Когда-то здесь не было дороги обратно, к людям, а теперь туда не добраться без долгих хлопот. Так что наш «вертолётный вариант» можно отнести к наиболее вероятно осуществимым. И всё же тонкая нитка дороги, прошившая порыжевшую ткань болота, здесь есть. Но она как смертельно большой человек: пульс её то появляется, то безнадёжно исчезает. Прочная твердь появляется только зимой. Но и зимой лишь редкий охотник отважится пуститься за какой-либо надобностью в глухие места. И, как у безнадёжно больного, нет у этой дороги будущего. Есть только прошлое. И об этом прошлом пытались до недавнего времени, от греха подальше, помалкивать... Природа любит плавные переходы. Если не строить гати, болото постепенно «всасывает» дорожные колеи, а тайга незаметно ведёт наступление на болотную хлябь. И поляна бывшего спецпосёлка Нижний Кулай год из году сменяется лесной порослью. Полуразвалившийся барак – прибежище редких путников – вот и всё, что здесь осталось. Правда, сохранился, говорят, где-то неподалёку полузаросший сруб комендантского дома да кладбище с повалившимися крестами. Впрочем, кладбище – не единственное здесь пристанище мёртвых. До последнего времени охотники и геологи то тут, то там находили человеческие останки. Мёртвым здесь точного счёта не знали. Не знают и теперь. О масштабах Кулайской трагедии можно только догадываться. Можно только по рассказам очевидцев да по некоторым сохранившимся и чудом оставшимся доступными документам приоткрыть завесу над трагедией Кулая.
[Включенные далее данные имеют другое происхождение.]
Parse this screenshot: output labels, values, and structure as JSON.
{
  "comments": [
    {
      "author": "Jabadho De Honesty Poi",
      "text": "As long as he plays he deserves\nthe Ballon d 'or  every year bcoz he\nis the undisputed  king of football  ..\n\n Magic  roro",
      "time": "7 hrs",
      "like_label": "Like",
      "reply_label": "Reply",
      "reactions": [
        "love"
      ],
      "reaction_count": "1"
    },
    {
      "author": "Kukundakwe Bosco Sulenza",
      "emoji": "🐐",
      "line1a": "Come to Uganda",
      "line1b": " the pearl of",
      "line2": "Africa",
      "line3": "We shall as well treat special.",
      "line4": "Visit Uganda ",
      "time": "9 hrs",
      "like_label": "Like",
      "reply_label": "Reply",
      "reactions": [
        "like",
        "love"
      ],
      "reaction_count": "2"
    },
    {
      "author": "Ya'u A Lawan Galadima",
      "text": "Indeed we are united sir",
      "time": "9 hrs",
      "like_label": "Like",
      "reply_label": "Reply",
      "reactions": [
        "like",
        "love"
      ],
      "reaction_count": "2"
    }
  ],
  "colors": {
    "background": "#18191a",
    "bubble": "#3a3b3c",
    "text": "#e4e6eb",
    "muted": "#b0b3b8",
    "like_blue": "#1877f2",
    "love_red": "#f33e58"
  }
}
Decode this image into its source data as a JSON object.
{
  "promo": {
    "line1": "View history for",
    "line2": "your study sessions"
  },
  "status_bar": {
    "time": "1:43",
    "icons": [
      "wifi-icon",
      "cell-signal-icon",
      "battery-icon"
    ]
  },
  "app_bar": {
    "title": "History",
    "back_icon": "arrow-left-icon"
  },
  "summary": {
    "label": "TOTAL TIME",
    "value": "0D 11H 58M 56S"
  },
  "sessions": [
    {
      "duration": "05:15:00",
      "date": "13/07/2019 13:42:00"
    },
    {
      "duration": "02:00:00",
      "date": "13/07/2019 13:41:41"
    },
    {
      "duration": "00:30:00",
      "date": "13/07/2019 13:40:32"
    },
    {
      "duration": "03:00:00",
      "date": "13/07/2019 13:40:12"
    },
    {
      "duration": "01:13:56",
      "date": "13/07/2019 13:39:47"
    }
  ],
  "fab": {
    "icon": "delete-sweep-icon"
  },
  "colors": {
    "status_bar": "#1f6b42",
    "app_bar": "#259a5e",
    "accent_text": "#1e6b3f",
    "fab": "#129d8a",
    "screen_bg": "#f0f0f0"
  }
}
А начиналась она в тридцатые годы. В декабре 1927 года состоялся XV съезд ВКП(б). Учёные, экономисты, обществоведы и историки сейчас рассуждают, можно ли его назвать съездом, провозгласившим курс на коллективизацию. Может быть, съезд действительно не ориентировал на столь крутой поворот, который в последствии ощутило на себе крестьянство, а решения его были разумными и умеренными. Пусть будет так. Но политика в деревне после этого исторического съезда пошла путём другим. Именно тогда прошли апробацию методы насилия и давления, которые потом получили дальнейшее развитие в классовой борьбе с кулачеством. Форсирование планов хлебозаготовок – с этого начался «крутой перелом» в деревне. Так, в 1927 году Омский округ рапортовал в Москву об успешном проведении хлебозаготовок: было выполнено 200% к плану. Но и эти победные цифры не спасли омских коммунистов от сурового гласа вождя.
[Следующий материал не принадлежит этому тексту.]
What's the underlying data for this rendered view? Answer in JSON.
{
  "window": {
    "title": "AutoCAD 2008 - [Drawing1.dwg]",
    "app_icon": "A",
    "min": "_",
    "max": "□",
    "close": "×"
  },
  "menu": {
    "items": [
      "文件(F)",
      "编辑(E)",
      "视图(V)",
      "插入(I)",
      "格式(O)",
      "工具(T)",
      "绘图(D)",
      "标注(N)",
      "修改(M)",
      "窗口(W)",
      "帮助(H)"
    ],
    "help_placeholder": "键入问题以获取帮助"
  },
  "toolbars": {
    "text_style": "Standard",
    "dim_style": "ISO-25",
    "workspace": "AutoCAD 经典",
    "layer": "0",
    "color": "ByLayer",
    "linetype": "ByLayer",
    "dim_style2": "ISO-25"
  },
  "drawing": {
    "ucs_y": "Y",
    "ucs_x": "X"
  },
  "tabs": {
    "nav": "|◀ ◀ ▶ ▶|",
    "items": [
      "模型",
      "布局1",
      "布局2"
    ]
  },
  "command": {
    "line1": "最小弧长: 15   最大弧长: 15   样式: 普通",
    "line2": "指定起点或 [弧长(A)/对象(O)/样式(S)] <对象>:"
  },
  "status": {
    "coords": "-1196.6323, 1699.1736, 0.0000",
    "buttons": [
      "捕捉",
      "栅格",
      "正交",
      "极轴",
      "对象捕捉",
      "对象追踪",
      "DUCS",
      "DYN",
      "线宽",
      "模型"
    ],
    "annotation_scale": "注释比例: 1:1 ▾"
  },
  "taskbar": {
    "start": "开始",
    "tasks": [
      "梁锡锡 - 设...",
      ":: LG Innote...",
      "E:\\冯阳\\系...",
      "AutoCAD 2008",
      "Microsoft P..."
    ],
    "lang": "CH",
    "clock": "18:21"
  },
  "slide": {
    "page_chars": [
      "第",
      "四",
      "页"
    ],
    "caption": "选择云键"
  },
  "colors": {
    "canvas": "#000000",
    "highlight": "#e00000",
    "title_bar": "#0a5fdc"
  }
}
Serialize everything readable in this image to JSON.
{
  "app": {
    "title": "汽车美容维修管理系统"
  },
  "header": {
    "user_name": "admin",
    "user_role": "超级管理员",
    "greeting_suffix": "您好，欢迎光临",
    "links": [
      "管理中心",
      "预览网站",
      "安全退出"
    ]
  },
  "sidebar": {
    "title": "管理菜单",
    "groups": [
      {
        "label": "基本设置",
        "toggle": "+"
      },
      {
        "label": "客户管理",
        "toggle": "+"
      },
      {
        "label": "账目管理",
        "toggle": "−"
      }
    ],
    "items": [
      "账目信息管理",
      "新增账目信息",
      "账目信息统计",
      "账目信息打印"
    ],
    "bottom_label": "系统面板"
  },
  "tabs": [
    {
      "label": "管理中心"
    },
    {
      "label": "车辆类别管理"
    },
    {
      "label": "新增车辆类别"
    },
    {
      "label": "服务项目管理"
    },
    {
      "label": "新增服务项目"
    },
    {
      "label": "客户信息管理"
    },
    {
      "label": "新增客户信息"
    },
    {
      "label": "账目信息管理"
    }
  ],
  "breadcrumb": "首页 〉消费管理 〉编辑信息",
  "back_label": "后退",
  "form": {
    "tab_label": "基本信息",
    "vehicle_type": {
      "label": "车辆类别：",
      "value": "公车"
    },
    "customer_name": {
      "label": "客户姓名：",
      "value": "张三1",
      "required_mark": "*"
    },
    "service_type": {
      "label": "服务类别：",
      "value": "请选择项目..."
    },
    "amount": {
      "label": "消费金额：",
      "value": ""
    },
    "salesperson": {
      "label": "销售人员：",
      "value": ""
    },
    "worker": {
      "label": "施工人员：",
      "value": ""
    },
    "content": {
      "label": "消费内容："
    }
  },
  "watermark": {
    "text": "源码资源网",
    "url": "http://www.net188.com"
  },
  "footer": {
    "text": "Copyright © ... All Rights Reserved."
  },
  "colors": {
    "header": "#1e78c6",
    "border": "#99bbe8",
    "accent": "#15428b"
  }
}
В 1928 году И.В. Сталин прибыл в Сибирь. 26 января в Омске в присутствии Сталина и секретаря Сибкрайкома состоялась заседание бюро Омского окружного комитета ВКП(б). К сожалению, стенограмма этого заседания в Омских архивах не сохранилась. Ясно одно – накал страстей новой хлебозаготовительной компании был немалым. Полетели головы нерасторопных, с точки зрения партийных руководителей, работников, в ход был запущен впоследствии не раз испытанный механизм команды и окрика – беспросветное администрирование. Экономическим методам отводилась малозаметная роль.
На заседании в ЦК ВКП(б) в 1927 году, где был заслушан Омский округ, омичи, в частности, жаловались: имеются факты, когда чуть ли не из Москвы или по крайней мере из Новосибирска при распределении сельхозкредитов указывалось, сколько дать и какому району, причём только обозначалось на какую цель. Были случаи, когда давали кредит на лошадей в молочных районах, а в полеводческих районах выдавали кредит на коров.
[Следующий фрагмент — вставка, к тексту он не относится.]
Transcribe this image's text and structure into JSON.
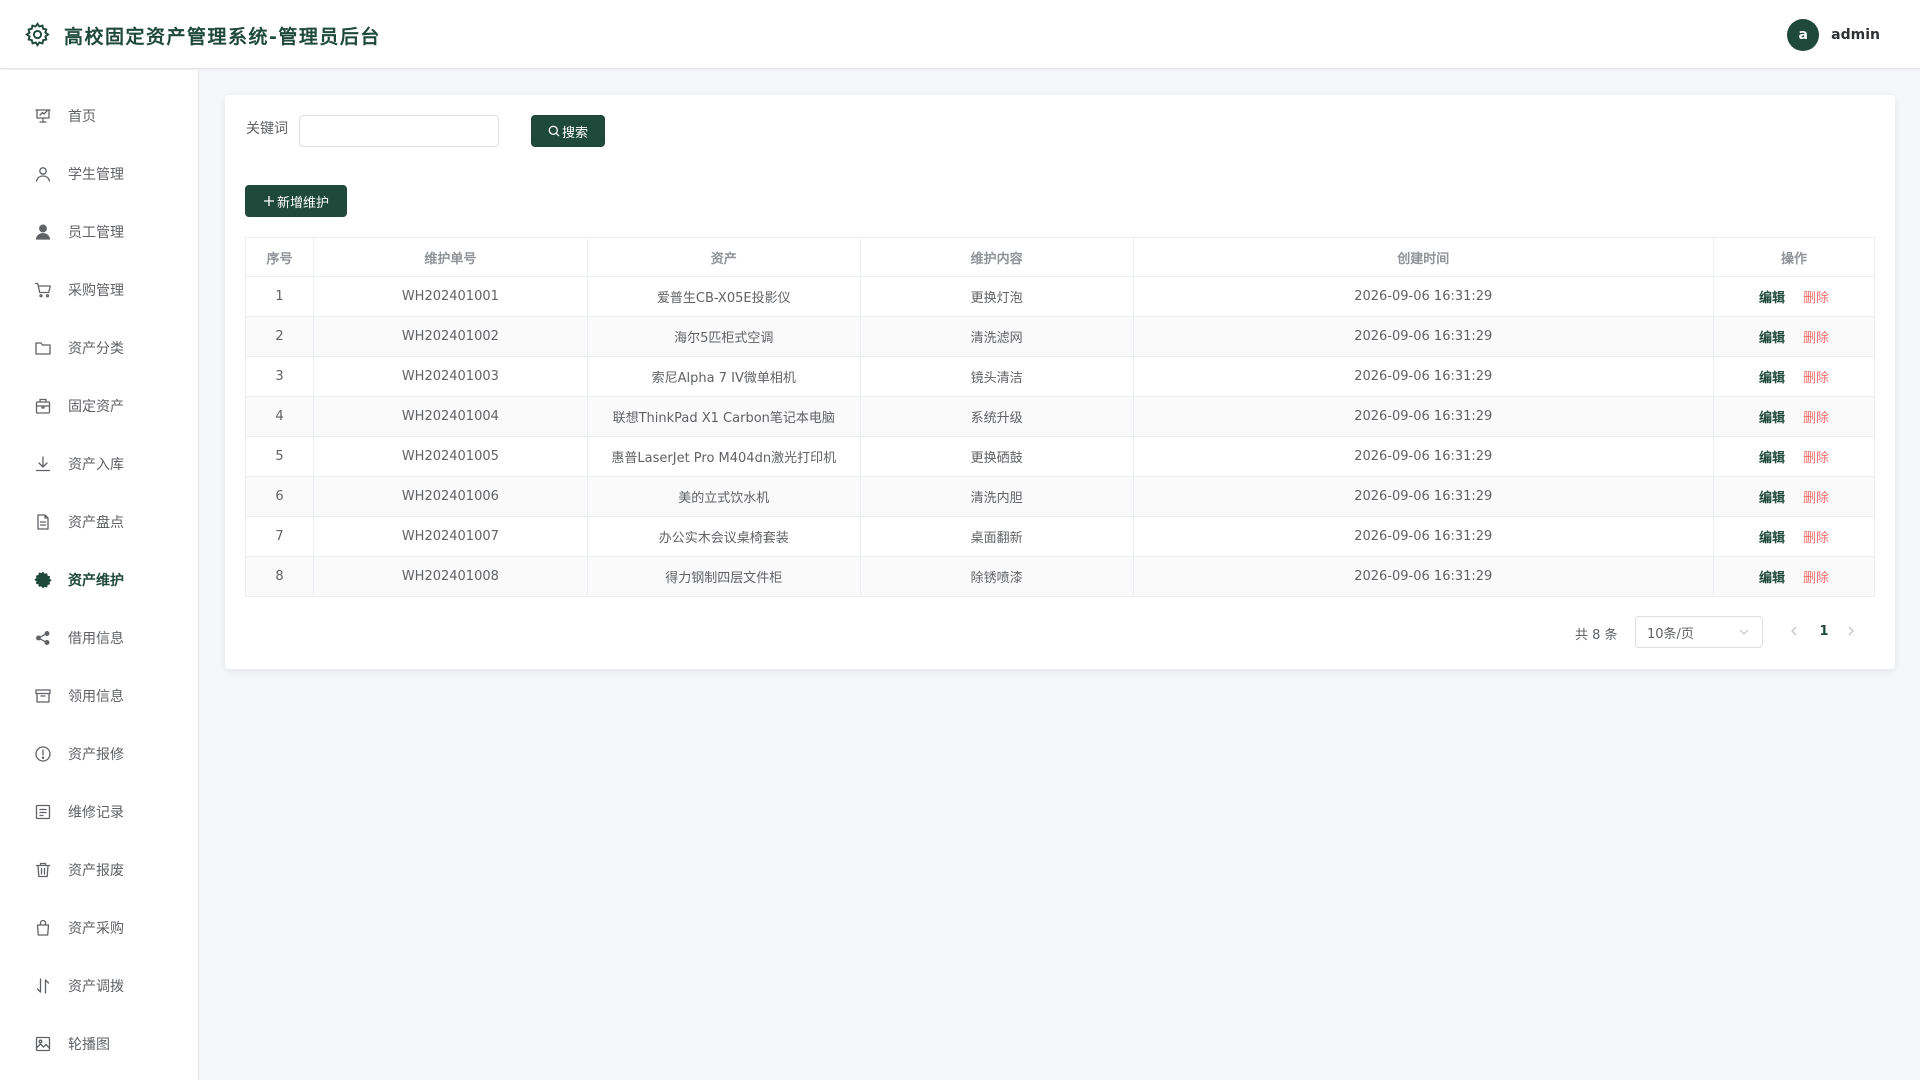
{
  "header": {
    "title": "高校固定资产管理系统-管理员后台",
    "avatar_letter": "a",
    "username": "admin"
  },
  "sidebar": {
    "active_index": 8,
    "items": [
      {
        "label": "首页",
        "icon": "dashboard-icon"
      },
      {
        "label": "学生管理",
        "icon": "user-icon"
      },
      {
        "label": "员工管理",
        "icon": "user-filled-icon"
      },
      {
        "label": "采购管理",
        "icon": "cart-icon"
      },
      {
        "label": "资产分类",
        "icon": "folder-icon"
      },
      {
        "label": "固定资产",
        "icon": "briefcase-icon"
      },
      {
        "label": "资产入库",
        "icon": "download-icon"
      },
      {
        "label": "资产盘点",
        "icon": "document-icon"
      },
      {
        "label": "资产维护",
        "icon": "gear-icon"
      },
      {
        "label": "借用信息",
        "icon": "share-icon"
      },
      {
        "label": "领用信息",
        "icon": "box-icon"
      },
      {
        "label": "资产报修",
        "icon": "warning-icon"
      },
      {
        "label": "维修记录",
        "icon": "tickets-icon"
      },
      {
        "label": "资产报废",
        "icon": "trash-icon"
      },
      {
        "label": "资产采购",
        "icon": "shopping-bag-icon"
      },
      {
        "label": "资产调拨",
        "icon": "sort-icon"
      },
      {
        "label": "轮播图",
        "icon": "picture-icon"
      }
    ]
  },
  "search": {
    "label": "关键词",
    "value": "",
    "placeholder": "",
    "button_label": "搜索"
  },
  "toolbar": {
    "add_label": "新增维护"
  },
  "table": {
    "columns": [
      "序号",
      "维护单号",
      "资产",
      "维护内容",
      "创建时间",
      "操作"
    ],
    "rows": [
      {
        "index": "1",
        "code": "WH202401001",
        "asset": "爱普生CB-X05E投影仪",
        "content": "更换灯泡",
        "created": "2026-09-06 16:31:29"
      },
      {
        "index": "2",
        "code": "WH202401002",
        "asset": "海尔5匹柜式空调",
        "content": "清洗滤网",
        "created": "2026-09-06 16:31:29"
      },
      {
        "index": "3",
        "code": "WH202401003",
        "asset": "索尼Alpha 7 IV微单相机",
        "content": "镜头清洁",
        "created": "2026-09-06 16:31:29"
      },
      {
        "index": "4",
        "code": "WH202401004",
        "asset": "联想ThinkPad X1 Carbon笔记本电脑",
        "content": "系统升级",
        "created": "2026-09-06 16:31:29"
      },
      {
        "index": "5",
        "code": "WH202401005",
        "asset": "惠普LaserJet Pro M404dn激光打印机",
        "content": "更换硒鼓",
        "created": "2026-09-06 16:31:29"
      },
      {
        "index": "6",
        "code": "WH202401006",
        "asset": "美的立式饮水机",
        "content": "清洗内胆",
        "created": "2026-09-06 16:31:29"
      },
      {
        "index": "7",
        "code": "WH202401007",
        "asset": "办公实木会议桌椅套装",
        "content": "桌面翻新",
        "created": "2026-09-06 16:31:29"
      },
      {
        "index": "8",
        "code": "WH202401008",
        "asset": "得力钢制四层文件柜",
        "content": "除锈喷漆",
        "created": "2026-09-06 16:31:29"
      }
    ],
    "edit_label": "编辑",
    "delete_label": "删除"
  },
  "pagination": {
    "total_text": "共 8 条",
    "page_size": "10条/页",
    "current_page": "1"
  },
  "colors": {
    "primary": "#1f4a3b",
    "danger": "#f56c6c",
    "background": "#f5f7fa"
  }
}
Подобные же картины, как становится ясно из опубликованных в последнее время материалов, сопровождали процесс коллективизации по всей стране. Мне же этот небольшой документальный экскурс в историю понадобился, чтобы понять, как проходил у нас в области один из главных этапов коллективизации – раскулачивание.
Надеюсь, с семантикой географического названия Кулай всем всё понятно?.. Каюсь, ни в школе, ни на университетской скамье меня не настораживала ещё формулировка «ликвидация кулачества как класса». Да и где было насторожиться, если после этих слов, как правило, стояли победные цифры темпов роста обобществленного хозяйства, колоссальных размеров механизация труда. В общем, вполне безобидным казалось это слово – «ликвидация». Просто вытеснение кулака экономическими методами... Так бы я тогда объяснила. Где же, по-моему, неизбалованному правдой поколению, взять в толк, что речь шла о ликвидации как таковой. О физическом истреблении сотен [тысяч] людей, о насильственном изменении структуры народного хозяйства и сельского хозяйства в частности. О дискредитации советской власти в глазах многих трудящихся. И спецпосёлки Нижний и Верхний Кулай, База, Яглы, которые находились на территории нынешнего Тарского района, должны стать нашей болью, нашим позором. Кулай начал «осваиваться» в начале 30-х годов. И поведал на своём веку несколько высылок.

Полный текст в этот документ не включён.